Pricing is based on "capacity units". Starts with $22.50 per month (this includes 50% preview period discount). One capacity unit (CU) gives 10GB of storage and can perform 2000 reads per second, 500 insert/replace/delete, 1000 simple queries returning one doc.

In order to see pricing details, change the region to "US West": http://azure.microsoft.com/en-us/pricing/details/documentdb/

Very interesting addition to Microsoft offering. I was actually just yesterday wondering if they have any plans for this kind of service. Table Storage is quite primitive and Azure SQL on the other hand gets expensive when you have lots of data.

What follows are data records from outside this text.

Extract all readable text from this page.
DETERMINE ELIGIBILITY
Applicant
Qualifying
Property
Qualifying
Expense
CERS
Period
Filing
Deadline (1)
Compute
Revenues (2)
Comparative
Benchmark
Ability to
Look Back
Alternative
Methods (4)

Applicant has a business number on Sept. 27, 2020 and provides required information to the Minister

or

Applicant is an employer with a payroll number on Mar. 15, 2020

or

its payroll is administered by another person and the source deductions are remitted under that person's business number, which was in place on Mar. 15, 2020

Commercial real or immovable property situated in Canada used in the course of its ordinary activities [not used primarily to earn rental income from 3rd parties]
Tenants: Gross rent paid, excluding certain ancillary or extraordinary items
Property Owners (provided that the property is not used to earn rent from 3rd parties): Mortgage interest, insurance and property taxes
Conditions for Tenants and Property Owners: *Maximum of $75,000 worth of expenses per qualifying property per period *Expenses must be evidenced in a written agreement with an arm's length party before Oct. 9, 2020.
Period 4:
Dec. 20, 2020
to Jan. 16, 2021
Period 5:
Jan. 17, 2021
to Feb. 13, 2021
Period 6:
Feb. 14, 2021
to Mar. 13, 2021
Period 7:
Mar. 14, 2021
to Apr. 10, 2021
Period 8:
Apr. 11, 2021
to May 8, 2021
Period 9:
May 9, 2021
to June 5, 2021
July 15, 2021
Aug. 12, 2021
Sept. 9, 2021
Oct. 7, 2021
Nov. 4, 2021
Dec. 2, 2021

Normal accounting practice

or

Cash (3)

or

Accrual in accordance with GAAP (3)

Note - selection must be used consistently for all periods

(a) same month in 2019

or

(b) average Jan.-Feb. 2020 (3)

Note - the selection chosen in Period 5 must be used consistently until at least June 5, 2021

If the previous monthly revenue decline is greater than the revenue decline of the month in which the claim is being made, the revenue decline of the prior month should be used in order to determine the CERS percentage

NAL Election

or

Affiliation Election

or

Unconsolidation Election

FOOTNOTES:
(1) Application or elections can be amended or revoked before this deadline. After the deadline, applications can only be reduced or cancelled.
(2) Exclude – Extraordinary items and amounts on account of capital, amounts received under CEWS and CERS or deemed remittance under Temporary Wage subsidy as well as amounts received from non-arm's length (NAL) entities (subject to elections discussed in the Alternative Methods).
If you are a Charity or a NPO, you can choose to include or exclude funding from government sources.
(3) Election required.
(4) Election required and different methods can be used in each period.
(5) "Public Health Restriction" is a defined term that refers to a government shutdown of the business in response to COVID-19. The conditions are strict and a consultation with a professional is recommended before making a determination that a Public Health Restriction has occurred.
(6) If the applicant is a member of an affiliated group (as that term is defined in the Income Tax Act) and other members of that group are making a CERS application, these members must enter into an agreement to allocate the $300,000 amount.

One potential "problem" with this is the bundling of storage capacity and processing power. If I understand this correctly, I would need to buy 10 CUs per month to store 100GB of data even if I'm not very actively using that data.

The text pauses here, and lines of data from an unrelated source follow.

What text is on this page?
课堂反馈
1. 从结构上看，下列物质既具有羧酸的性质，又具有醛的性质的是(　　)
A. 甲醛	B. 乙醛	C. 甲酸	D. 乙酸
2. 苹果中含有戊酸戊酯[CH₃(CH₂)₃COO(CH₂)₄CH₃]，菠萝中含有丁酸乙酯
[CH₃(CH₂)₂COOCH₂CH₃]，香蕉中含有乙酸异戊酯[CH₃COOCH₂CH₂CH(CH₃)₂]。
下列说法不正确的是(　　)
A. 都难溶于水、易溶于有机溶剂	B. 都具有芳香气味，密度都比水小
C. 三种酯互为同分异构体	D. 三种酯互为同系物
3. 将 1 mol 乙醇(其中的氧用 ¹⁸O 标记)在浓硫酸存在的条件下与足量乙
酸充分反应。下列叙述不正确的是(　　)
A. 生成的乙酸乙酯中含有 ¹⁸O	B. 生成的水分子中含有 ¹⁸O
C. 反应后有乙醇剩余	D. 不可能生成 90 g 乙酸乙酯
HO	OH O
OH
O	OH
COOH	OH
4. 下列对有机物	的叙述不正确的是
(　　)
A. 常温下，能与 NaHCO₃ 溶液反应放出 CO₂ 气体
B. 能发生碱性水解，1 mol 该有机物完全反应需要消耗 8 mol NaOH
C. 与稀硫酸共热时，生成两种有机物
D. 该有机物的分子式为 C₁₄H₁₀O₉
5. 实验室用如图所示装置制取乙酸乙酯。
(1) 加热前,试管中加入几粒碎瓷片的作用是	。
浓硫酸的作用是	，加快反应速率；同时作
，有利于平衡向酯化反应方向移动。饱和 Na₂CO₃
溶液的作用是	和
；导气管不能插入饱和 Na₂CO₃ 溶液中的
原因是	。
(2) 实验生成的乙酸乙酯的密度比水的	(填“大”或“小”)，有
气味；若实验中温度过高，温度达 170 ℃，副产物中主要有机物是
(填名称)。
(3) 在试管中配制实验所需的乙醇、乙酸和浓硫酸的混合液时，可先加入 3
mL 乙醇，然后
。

That is actually good to start with, yet scaling will cost A LOT.


DocumentDB utilizes a highly concurrent, lock free, log structured indexing technology to automatically index all document content. This enables rich real-time queries without the need to specify schema hints, secondary indexes or views.

How does that work? Isn't that going to incur a major performance hit? If not, why don't other databases get rid of indexes?

Also, if anyone from MS is reading, http://azure.microsoft.com/en-us/documentation/articles/docu... links to http://azure.microsoft.com/en-us/documentation/articles/docu... which is a 404 error.


One way to approach a behind the curtain automatic index generation would be to gather data about collection usage, and use such data to enable targeted indexes.

I don't think it would be feasible to have "indexes for everything", as the numbers involved would scale geometrically.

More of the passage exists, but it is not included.